Se, dunque, coloro che operano, nell’ambito di una società mista, con un rapporto di servizio nei termini appena descritti, assumono la veste di pubblici ufficiali o incaricati di pubblico servizio, ne consegue che le loro responsabilità sono le stesse che possono fare capo a queste figure. Giusto, quindi, anche quanto previsto dall’art. 28 Cost., in caso di comportamento non conforme alla legge essi incorrono nelle responsabilità penale, civile e amministrativa.
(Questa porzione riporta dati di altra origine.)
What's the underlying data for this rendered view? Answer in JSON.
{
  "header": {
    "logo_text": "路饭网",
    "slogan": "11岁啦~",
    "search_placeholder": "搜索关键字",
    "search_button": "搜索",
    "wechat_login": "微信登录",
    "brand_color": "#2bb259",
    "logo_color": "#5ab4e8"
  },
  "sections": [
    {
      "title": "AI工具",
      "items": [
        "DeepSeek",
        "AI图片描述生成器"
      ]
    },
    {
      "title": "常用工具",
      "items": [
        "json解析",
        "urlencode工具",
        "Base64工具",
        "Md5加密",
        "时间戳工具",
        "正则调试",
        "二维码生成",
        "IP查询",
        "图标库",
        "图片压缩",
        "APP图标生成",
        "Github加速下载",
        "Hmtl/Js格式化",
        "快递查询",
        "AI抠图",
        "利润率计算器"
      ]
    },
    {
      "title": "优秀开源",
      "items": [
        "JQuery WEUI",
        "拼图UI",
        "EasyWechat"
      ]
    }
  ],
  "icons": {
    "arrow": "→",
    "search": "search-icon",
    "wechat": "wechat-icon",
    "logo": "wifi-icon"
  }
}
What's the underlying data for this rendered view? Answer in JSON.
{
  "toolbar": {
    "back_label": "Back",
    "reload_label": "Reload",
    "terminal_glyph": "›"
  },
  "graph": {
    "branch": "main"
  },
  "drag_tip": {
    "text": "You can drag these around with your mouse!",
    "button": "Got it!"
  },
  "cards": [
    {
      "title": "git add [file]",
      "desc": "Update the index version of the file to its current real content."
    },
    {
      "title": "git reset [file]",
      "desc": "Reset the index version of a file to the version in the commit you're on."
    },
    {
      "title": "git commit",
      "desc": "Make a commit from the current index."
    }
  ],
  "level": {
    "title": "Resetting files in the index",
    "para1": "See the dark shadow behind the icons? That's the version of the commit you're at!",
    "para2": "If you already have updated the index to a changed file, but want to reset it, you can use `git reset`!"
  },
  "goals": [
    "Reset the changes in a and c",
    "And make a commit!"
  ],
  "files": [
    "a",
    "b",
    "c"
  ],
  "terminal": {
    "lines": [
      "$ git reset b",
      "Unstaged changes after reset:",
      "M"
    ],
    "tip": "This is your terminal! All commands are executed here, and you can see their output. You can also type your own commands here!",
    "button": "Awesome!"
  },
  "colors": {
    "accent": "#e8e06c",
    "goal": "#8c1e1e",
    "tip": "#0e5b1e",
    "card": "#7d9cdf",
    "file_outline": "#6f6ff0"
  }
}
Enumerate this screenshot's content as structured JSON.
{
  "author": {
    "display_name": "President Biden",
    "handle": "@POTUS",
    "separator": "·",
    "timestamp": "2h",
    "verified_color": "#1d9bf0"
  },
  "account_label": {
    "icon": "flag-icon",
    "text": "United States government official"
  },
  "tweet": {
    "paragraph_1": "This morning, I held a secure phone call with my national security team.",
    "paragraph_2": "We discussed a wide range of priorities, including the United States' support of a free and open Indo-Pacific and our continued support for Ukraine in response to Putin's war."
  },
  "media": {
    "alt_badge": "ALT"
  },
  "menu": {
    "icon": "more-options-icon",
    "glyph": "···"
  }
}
Essi incorrono inoltre nella responsabilità contabile qualora, così come previsto per i dipendenti pubblici, avendo maneggio di denaro o di valori, ne facciano un uso non conforme a legge (art. 74, R.D. n. 2440/1923 legge di contabilità generale dello Stato; art. 55, D.Lgs. n. 165/2001 - Testo unico sul pubblico impiego).

L’art. 103 Cost. recita: «La Corte dei conti ha giurisdizione in materia di contabilità pubblica e nelle altre specificate dalla legge».

Poiché le responsabilità amministrativa e contabile riguardano fatti afferenti all’area contabile pubblica, sussiste una giurisdizione esclusiva della Corte dei conti al riguardo, esperibile nei confronti di tutti coloro che, operando con un rapporto di servizio nei termini prima precisati presso un organismo pubblico, cagionino un danno (art. 52, R.D. n. 1214/1934 -  «Testo unico delle leggi sull’ordinamento della Corte dei conti»).

In altre parole, la giurisdizione del giudice contabile sussiste tutte le volte in cui tra l’autore del danno e l’amministrazione o ente pubblico danneggiato sia ravvisabile un rapporto, non solo di impiego in senso proprio e ristretto, ma anche di servizio, per quest’ultimo intendendosi la sussistenza di una relazione funzionale caratterizzata dall’inserimento del soggetto nell’iter procedimentale o nell’apparato organico dell’ente, tale da rendere il primo compartecipe dell’attività amministrativa del secondo.

Considerazioni conclusive

Quanto esposto in merito ai tratti pubblicistici che si rinvengono nella società mista, è sufficiente a dimostrare come lo schema societario perda le sue caratteristiche tradizionali e assuma, in questi casi, una posizione di neutralità.

Ulteriori elementi rafforzativi in questo senso deriverebbero anche dalla disamina degli atti occorrenti per pervenire alla costituzione della società, per ragioni di spazio qui non consentita.
Non rientra negli scopi dello scritto l’esame degli elementi di natura privatistica rinvenibili nella società mista.
Anche da ciò, peraltro, potrebbero derivare ulteriori conferme in merito alla fondatezza dell’assunto di cui si è dibattuto.